Selon l’Unesco, la langue Normande serait en grand danger. Une perte de vitesse constatée du pays de Caux aux îles Anglo-Normandes mais d’ardents défenseurs continuent à faire vivre ce patrimoine linguistique.
Ils ne seraient plus que 30 000 à maitriser les bases du patois normand. Une triste agonie à l’échelle de l’histoire lorsque l’on sait que Guillaume le Conquérant, une fois couronné roi d’Angleterre en 1066, fit du normand la langue du pouvoir et qu’elle devint la plus utilisée dans la littérature anglaise aux XIe et XIIe siècles.
Le déclin des langues régionales s’accéléra à la révolution en faisant du français la langue officielle. Au 20ème siècle, le brassage des populations et l’école obligatoire fragilisèrent encore plus ce patrimoine linguistique.
L'école de la République désintéressée du Normand
Aujourd’hui, contrairement au breton, le normand n’est quasiment plus enseigné en milieu scolaire.
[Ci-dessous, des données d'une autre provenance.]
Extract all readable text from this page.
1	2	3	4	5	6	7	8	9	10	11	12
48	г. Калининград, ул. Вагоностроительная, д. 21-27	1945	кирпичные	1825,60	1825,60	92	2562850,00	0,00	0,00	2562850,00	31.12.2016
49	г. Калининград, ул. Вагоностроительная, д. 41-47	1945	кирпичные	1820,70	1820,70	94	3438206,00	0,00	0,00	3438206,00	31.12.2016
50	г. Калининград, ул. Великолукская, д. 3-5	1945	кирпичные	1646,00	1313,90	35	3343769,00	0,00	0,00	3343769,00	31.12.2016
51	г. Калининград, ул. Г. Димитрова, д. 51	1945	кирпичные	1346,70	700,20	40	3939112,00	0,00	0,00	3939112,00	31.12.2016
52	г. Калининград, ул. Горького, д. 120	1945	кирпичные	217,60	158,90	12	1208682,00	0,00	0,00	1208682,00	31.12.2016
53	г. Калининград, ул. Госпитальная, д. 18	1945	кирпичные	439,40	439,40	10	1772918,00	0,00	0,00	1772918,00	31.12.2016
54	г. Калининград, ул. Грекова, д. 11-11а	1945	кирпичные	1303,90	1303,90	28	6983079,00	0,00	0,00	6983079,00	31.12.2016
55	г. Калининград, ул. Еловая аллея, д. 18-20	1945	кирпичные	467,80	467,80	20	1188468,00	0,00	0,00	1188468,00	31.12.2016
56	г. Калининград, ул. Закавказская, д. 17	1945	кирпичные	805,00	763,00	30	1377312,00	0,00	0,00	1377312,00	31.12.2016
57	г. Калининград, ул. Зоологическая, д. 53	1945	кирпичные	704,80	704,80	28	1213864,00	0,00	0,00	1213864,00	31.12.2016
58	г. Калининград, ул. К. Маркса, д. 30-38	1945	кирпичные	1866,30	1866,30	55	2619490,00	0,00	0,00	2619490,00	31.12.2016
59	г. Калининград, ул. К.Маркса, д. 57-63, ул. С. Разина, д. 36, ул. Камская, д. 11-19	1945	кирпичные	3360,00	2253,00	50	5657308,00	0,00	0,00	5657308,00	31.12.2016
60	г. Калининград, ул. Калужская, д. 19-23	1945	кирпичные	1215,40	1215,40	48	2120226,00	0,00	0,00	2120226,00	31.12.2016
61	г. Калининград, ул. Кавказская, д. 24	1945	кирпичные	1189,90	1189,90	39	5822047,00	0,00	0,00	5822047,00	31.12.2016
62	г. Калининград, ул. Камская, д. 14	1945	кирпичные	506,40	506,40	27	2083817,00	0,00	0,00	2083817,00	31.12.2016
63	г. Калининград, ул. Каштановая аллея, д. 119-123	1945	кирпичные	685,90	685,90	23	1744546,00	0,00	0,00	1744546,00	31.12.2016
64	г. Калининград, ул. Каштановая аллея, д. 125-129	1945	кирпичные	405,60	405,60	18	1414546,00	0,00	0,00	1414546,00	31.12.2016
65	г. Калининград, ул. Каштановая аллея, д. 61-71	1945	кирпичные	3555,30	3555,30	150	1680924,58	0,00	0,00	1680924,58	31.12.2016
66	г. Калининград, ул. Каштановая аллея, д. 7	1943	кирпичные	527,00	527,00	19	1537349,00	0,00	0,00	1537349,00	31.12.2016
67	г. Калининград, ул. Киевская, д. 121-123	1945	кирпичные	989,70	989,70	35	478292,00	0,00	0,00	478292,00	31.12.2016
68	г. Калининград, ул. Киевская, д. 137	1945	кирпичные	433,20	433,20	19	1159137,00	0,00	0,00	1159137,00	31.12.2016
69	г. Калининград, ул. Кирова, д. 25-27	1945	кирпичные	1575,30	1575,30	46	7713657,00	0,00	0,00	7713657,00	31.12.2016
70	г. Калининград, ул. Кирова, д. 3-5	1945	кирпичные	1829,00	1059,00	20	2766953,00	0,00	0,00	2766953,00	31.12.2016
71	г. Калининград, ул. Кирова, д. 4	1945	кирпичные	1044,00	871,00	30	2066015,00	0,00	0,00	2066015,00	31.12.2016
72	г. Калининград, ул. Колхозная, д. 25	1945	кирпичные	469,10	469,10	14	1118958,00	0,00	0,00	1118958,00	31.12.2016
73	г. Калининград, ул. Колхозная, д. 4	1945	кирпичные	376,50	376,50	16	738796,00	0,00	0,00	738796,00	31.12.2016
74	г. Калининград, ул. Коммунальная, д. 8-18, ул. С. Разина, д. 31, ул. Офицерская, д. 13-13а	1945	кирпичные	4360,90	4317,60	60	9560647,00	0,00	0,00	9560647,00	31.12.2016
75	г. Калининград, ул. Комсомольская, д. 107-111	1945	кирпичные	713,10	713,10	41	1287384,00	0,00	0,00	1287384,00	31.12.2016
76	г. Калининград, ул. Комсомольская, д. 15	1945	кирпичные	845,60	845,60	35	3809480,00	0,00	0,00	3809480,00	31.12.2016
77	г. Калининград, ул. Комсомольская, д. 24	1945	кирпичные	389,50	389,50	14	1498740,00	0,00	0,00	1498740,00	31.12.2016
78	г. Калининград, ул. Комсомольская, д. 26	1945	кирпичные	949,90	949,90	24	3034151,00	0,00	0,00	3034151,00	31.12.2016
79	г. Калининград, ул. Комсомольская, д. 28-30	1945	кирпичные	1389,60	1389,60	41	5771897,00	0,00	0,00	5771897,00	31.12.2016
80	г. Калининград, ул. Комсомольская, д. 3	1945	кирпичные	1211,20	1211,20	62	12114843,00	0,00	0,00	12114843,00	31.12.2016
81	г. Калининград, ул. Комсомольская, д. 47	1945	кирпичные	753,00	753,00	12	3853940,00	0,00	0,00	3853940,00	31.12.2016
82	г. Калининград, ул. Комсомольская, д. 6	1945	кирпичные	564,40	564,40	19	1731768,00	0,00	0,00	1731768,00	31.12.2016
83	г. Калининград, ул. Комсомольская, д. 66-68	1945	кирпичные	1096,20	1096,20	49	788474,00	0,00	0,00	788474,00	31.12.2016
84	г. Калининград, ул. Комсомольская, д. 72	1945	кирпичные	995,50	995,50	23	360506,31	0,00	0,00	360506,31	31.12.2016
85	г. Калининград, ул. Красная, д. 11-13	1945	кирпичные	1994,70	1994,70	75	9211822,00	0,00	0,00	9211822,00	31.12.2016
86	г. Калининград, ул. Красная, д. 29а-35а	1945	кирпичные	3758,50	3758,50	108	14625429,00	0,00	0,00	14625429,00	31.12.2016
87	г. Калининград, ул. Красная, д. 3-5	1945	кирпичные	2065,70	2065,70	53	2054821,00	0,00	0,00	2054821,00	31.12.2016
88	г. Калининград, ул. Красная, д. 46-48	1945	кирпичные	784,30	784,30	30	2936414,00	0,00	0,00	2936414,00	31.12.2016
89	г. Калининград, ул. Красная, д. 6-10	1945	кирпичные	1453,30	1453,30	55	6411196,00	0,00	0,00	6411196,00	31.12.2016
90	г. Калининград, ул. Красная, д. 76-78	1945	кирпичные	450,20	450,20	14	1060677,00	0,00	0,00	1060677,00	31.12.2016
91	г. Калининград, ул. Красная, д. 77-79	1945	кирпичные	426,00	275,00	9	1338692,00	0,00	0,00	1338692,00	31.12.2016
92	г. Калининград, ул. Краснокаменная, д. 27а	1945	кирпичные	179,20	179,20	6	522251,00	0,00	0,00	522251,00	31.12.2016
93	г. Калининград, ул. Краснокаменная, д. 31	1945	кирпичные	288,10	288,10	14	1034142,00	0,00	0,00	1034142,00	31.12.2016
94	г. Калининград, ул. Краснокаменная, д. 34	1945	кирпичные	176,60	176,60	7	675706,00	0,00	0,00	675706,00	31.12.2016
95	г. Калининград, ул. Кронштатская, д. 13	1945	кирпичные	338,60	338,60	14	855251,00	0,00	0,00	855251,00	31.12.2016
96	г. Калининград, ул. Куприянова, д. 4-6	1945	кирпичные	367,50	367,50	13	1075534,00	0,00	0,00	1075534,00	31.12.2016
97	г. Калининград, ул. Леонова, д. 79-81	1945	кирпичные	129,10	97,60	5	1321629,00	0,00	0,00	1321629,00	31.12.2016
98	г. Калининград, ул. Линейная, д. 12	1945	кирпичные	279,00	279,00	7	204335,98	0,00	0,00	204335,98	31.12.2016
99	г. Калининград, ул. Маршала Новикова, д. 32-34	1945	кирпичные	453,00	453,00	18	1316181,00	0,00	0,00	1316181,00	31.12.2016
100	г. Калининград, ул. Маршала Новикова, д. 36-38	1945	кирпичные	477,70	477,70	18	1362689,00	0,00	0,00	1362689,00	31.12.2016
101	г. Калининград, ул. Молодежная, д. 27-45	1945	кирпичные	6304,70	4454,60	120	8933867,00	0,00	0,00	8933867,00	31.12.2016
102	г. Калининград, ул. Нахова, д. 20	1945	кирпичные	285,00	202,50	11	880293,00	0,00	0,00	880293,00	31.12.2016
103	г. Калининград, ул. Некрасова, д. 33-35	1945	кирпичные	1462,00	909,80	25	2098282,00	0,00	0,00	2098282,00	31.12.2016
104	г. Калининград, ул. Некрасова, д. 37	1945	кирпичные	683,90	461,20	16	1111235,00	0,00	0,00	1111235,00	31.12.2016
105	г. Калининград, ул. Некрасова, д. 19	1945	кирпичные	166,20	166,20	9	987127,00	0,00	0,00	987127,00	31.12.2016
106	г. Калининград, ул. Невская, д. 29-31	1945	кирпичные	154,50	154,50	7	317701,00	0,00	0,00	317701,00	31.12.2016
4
Il ne reste plus que le collège Marcel Grillard de Bricquebec-en-Cotentin qui propose une initiation, une heure par semaine.
C’est une initiation au normand et à la culture normande. Ça permet notamment d’aborder l’histoire-géographie d’une manière plus ludique et plus ancrée avec le territoire. Cette heure hebdomadaire d’initiation plait beaucoup aux élèves, chaque année le groupe affiche complet. Certains jeunes nous disent aussi que ça leur a permis d’échanger en normand avec leurs grands-parents.
Le normand n’est pas reconnu par l’éducation nationale. Ce trésor de vocabulaire est en train de disparaître. Si on donnait cette ouverture dans les écoles, il y aurait des candidats. Dans les établissements scolaires, j’avais toujours une trentaine de jeunes qui se montraient intéressés. C'est l'une des principales langues d'oïl, avec le gallo, mais en bretagne, eux ont obtenu qu’elle soit à l’épreuve du baccalauréat.
Front des associations pour sauver le parler Normand
Rémi Pézeril est également président de la FALE, la Fédération des Associations pour la Langue normande, fondée en 2016. Des associations qui tentent de défendre et promouvoir cette spécificité régionale. Pour exemple, elles ont mis en place 12 ateliers sur tout le territoire pour converser et découvrir la littérature. Récemment et avec l’aide de la région Normandie, une autre initiative a vue le jour : les cafés normands. Des lieux de rencontres et d’échanges comme au Comptoir des Halles à Cherbourg, où avant la crise sanitaire, plus de quarante personnes se retrouvaient chaque mois.
Certains viennent pour réentendre les paroles de leurs anciens et d’autres pour discuter. Ce qui est intéressant, c’est le mélange des parlers normands parce que lors de ces rencontres des gens sont originaires d’autres départements et à une centaine de kilomètres, les mots normands ne sont plus les mêmes.
"le parler normand est dans une sorte de coma". Louis Lefebvre.
On est plusieurs auteurs, c’est une chronique hebdomadaire, on y aborde tous les sujets, on ne s’interdit rien. Je reçois régulièrement des courriers de remerciement, notre chronique est très lue et même par les jeunes. Pour preuve, on a fait récemment le buzz en publiant une "Acertainement dérogatouère " de déplacement tout en normand, les jeunes se sont rués dessus ! Le cotentin est une terre très vivante pour le parler normand ; il est très employé dans le milieu de la pêche. Il suffit de les écouter, il y a des mots normands qui fleurissent dans toutes les conversations. Pour imager les choses, à mon sens, le parler normand est dans une sorte de coma et il suffirait de peu de chose pour le réveiller.
La Normandie au chevet de sa langue régionale.
Depuis janvier 2019, la Région a mis en place une stratégie pour la sauvegarde et la valorisation des parlers normands. Un conseil scientifique et culturel est aujourd’hui constitué afin de travailler à la sauvegarde, la valorisation et la promotion de cette langue régionale. Il est composé de 16 membres, mêlant universitaires et locuteurs en normand, venant de Normandie, de Lyon, de Toulouse, de Jersey et d’Angleterre. Un atlas linguistique est déjà en cours de réalisation.
Dans la continuité de la loi Molac, voté au parlement en avril dernier, qui protège et fait la promotion des langues régionales, la Région a écrit au Président de République afin que le normand soit reconnu par l’État dans le Code de l’éducation. Un sésame qui ouvrirait la voie à un enseignement immersif en normand dans les écoles publiques.